Title:

Endomorphisms of Fraïssé limits and automorphism groups of algebraically closed relational structures

Let Ω be the Fraïssé limit of a class of relational structures. We seek to answer the following semigroup theoretic question about Ω. What are the group Hclasses, i.e. the maximal subgroups, of End(Ω)? Fraïssé limits for which we answer this question include the random graph R, the random directed graph D, the random tournament T, the random bipartite graph B, Henson's graphs G[subscript n] (for n greater or equal to 3) and the total order Q. The maximal subgroups of End(Ω) are closely connected to the automorphism groups of the relational structures induced by the images of idempotents from End(Ω). It has been shown that the relational structure induced by the image of an idempotent from End(Ω) is algebraically closed. Accordingly, we investigate which groups can be realised as the automorphism group of an algebraically closed relational structure in order to determine the maximal subgroups of End(Ω) in each case.
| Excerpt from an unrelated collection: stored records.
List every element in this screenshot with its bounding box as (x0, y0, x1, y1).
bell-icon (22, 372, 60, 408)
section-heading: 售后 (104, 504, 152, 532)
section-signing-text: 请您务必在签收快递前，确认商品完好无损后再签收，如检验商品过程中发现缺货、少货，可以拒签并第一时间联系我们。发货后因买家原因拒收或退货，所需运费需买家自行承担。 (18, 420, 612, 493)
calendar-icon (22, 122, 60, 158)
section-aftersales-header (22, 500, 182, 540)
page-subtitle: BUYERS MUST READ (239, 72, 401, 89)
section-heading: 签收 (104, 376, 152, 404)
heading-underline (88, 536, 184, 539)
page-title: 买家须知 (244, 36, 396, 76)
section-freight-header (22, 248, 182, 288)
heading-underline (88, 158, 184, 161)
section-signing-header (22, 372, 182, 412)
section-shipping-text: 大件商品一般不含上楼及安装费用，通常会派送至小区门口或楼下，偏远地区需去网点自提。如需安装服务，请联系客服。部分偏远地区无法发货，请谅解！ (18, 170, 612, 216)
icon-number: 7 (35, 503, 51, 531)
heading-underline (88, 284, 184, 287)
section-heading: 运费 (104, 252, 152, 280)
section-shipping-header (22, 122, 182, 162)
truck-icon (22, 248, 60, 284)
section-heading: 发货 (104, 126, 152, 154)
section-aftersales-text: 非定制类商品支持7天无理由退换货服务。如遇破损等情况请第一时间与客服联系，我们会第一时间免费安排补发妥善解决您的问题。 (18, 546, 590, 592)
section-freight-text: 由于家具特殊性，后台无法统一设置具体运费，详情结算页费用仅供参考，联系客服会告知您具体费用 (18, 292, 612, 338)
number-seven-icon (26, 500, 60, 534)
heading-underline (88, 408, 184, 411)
In particular, we show that if Γ is a countable graph and Ω = R,D,B, then there exist 2[superscript alephnaught] maximal subgroups of End(Ω) which are isomorphic to Aut(Γ). Additionally, we provide a complete description of the subsets of Q which are the image of an idempotent from End(Q). We call these subsets retracts of Q and show that if Ω is a total order and f is an embedding of Ω into Q such that im f is a retract of Q, then there exist 2[superscript alephnaught] maximal subgroups of End(Q) isomorphic to Aut(Ω). We also show that any countable maximal subgroup of End(Q) must be isomorphic to Zⁿ for some natural number n. As a consequence of the methods developed, we are also able to show that when Ω = R,D,B,Q there exist 2[superscript alephnaught] regular Dclasses of End(Ω) and when Ω = R,D,B there exist 2[superscript alephnaught] Jclasses of End(Ω). Additionally we show that if Ω = R,D then all regular Dclasses contain 2[superscript alephnaught] group Hclasses. On the other hand, we show that when Ω = B,Q there exist regular Dclasses which contain countably many group Hclasses.